The Trinamool leader, for her part, does not confine gifts and favours to loyalists. At Puja, each year, several journalists receive outfits — Fab India kurtas, saris, etc. — from Didi, who always seems to know who favours what kind of dress, and sometimes rings up to ask if she got preferences right.

On the other hand, she does not intervene when her supporters physically attack and prevent journalists from Chobbish Ganta or Akash Bangla from functioning. Last year she filed an attempt to murder complaint against a woman reporter from the 24 Ghanta channel. But she is not the only political leader in the state to demonstrate contempt for journalists.

Finance Minister Pranab Mukherjee has been known to twist the ear of a photo-journalist, and Chief Minister Buddhadeb Bhattacharya has been known to insult a senior journalist by calling him a rat. It is a charming state to function in, for a scribe. And it does not help that when one journalist is assaulted or insulted, others watch as spectators.

Everyone's guilty

The Left Front government, on its part, has been known to detain journalists attempting to do their job in Jangal Mahal at times of siege. A senior police officer, briefing during an encounter, snapped at a senior scribe, asking which side of the war zone he was on! The Sahara Samay Chief of Bureau Saadia Azim described last year how both leading political parties make it difficult for journalists not seen as friendly to ask questions at a press conference. There is so much intimidation, that a follow up question requires considerable courage. Another journalist, Sankar Ray, described in 2009 how CPM cadres in the districts attack journalists, citing instances of attacks on reporters of Sangbad Pratidin, Aaj Kal, the Dainik Statesman and The Hindu.

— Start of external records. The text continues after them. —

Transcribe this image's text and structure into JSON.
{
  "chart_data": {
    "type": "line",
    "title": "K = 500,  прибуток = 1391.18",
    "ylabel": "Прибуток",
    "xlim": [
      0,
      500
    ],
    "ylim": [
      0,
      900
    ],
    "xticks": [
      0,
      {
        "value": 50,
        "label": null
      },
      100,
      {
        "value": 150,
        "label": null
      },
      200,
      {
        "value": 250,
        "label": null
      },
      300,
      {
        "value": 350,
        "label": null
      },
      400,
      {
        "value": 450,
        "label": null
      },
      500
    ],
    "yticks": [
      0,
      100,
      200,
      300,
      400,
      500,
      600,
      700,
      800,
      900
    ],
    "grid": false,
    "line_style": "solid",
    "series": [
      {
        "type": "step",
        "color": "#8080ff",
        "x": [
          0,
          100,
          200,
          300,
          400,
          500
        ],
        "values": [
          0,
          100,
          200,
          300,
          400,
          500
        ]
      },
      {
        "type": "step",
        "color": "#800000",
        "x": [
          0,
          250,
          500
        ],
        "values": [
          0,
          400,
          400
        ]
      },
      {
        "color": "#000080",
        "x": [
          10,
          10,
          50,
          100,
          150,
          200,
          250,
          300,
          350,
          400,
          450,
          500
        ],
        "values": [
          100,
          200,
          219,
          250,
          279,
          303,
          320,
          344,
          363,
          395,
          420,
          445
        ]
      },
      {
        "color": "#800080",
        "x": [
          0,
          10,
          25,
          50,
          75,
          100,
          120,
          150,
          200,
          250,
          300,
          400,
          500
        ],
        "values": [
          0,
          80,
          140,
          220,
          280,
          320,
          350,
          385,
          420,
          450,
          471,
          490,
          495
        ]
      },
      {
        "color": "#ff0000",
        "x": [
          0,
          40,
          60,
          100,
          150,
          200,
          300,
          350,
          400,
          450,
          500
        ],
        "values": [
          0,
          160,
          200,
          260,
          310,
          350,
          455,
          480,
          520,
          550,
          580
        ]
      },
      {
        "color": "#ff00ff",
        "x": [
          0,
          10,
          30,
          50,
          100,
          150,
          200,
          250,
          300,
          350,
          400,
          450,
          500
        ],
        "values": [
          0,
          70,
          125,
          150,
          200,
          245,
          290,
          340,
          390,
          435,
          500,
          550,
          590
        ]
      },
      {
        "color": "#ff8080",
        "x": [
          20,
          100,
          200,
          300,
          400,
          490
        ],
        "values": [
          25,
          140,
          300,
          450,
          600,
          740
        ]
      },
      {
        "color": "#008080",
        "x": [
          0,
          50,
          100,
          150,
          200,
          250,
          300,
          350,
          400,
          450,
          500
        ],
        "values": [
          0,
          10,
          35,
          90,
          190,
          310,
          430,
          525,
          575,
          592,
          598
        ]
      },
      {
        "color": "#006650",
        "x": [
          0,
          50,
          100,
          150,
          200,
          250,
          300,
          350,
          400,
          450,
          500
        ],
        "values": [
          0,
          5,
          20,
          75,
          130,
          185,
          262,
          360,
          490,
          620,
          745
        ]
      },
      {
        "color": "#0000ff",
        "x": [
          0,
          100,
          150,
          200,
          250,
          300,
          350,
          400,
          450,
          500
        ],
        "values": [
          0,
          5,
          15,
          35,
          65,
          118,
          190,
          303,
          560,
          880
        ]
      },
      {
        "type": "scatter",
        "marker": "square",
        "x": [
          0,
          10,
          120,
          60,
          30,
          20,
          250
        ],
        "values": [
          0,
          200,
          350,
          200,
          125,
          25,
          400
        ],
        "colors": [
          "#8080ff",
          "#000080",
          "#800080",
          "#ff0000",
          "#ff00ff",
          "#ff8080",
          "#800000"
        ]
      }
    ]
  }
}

It is not surprising then, that this is a state where the media chooses whom to cover, and the politician chooses whom to talk to. On April 18, during polling, a Kolkata TV reporter tried to get a sound byte from RSP politician Biswanath Choudhury, Minister for Prisons in the Left Front government. Which channel, asked the Minister. Kolkata TV, said the reporter. And prompt came the reply, “Tomar shongey to kothai bolbona”. (With you I will not speak at all). Wrong alignment, as far as he was concerned.